Sunday, January 23, 2005

Adventures in Backyard Birding

I recently cleaned out the seven birdhouses scattered about yard. I’ve only put out one bluebird house with the intention of a specific resident and that never happened. Over this past summer I had three house wrens nests and several abandoned nests made up of a few twigs each. But no bluebirds. I remember last spring when I discovered 6-9 bluebirds arguing over nest sites in my yard. I didn’t see any any bluebirds in my neighborhood for the rest of the year until now and only one last year. An hour later they were all gone, again. The wrens, gone for several months re-appeared and then disappeared, too. Crazy neighborhood.

Last winter was cleaning out a colorful birdhouse that the wrens use, next to my tool shed, only to discover a small collection of uneaten sunflower seed. I usually carry the seed sack, full or empty, to the back part of my yard--maybe 30 yards--from the tool shed, and back to the shed, for each feeding. If I had known that seed was going to be stored so close to the shed I’d saved myself the trip.

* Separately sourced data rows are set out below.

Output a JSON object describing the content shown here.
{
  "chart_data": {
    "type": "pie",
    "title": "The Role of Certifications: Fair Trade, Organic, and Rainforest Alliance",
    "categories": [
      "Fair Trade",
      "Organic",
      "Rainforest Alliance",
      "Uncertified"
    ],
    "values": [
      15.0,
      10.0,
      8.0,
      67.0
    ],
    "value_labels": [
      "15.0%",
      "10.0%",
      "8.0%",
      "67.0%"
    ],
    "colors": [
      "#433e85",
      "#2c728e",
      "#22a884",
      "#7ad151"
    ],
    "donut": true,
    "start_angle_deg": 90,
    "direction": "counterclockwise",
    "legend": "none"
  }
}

Imagining the reaction of whoever’s seed I’d cleaned out of the bird house, reminded me of Mark Twain’s “Jim Bakers’ Bluejay Tale.” In it, Jim Baker recounts the antics and surprise of a bluejay (sic) that attempts to fill up a cabin with acorns. (a-kerns as we say in these parts) only to be laughed at by his fellow jays as a spectacle for doing something so stupid. So I could imagine wren, instead of a blue jay, stashing his (or her) sunflower seed and coming back to find them all gone and trying to explain to the housemate what happened. Stashing some more, and more, and more, only to find that they completely kept disappearing.

I apologized.

I have (I just counted) seven bird houses still scattered around the property. They are in various shapes, sizes, and conditions. My property is on a corner, 1/2 acre, with a tree lot opposite the corner. I have nice gathering of birds during the year with a few noticable exceptions. My most common house users are the House Wrens. They have taken over a variety of houses which has led me to suggest they are squatter of opportunity who have not read the birdhouse building books. So far the wrens have built in three distinctively different places and there are more wrens than I’ve been able to locate. In spring and summer I am surrounded by them and since I sleep with windows open I barely need an alarm clock. The three I know are unevenly spaced apart, have been used as often as once to continuously used.

One house is a decorative present that looks like a Swiss ski lodge. It has a baby blue high peaked roof and pink sides and white hole. And a white chimney (or maybe it’s a steeple?). The wrens have liked this one the most and I have to be sure to keep it cleaned out but one time I was a bit aggressive and ended up killing a youngin. Not 20 feet away is a ceramic upside-down flower pot with a bottom where the top ought to be. If wrens are supposed to like depth below the hole then is house is not wren-ready. But they use it! Mostly it hangs a bit too low for me and it is quite heavy and stout such that I forget it’s there when mowing and have cracked my skull several times with it. That, of course, has not been a concern of the wrens. The only other place I’ve found a nest is in the tubular framework of my canopy over the downstairs patio. This is a fairly ordinary aluminum framed canopy with corrogated roof. They like to find a spot in the corners and have on occasion been flooded out since the framework acts as gutter for the top. I doubt wrens are much aware of high water marks but you’d thought they would do a better job of site selection.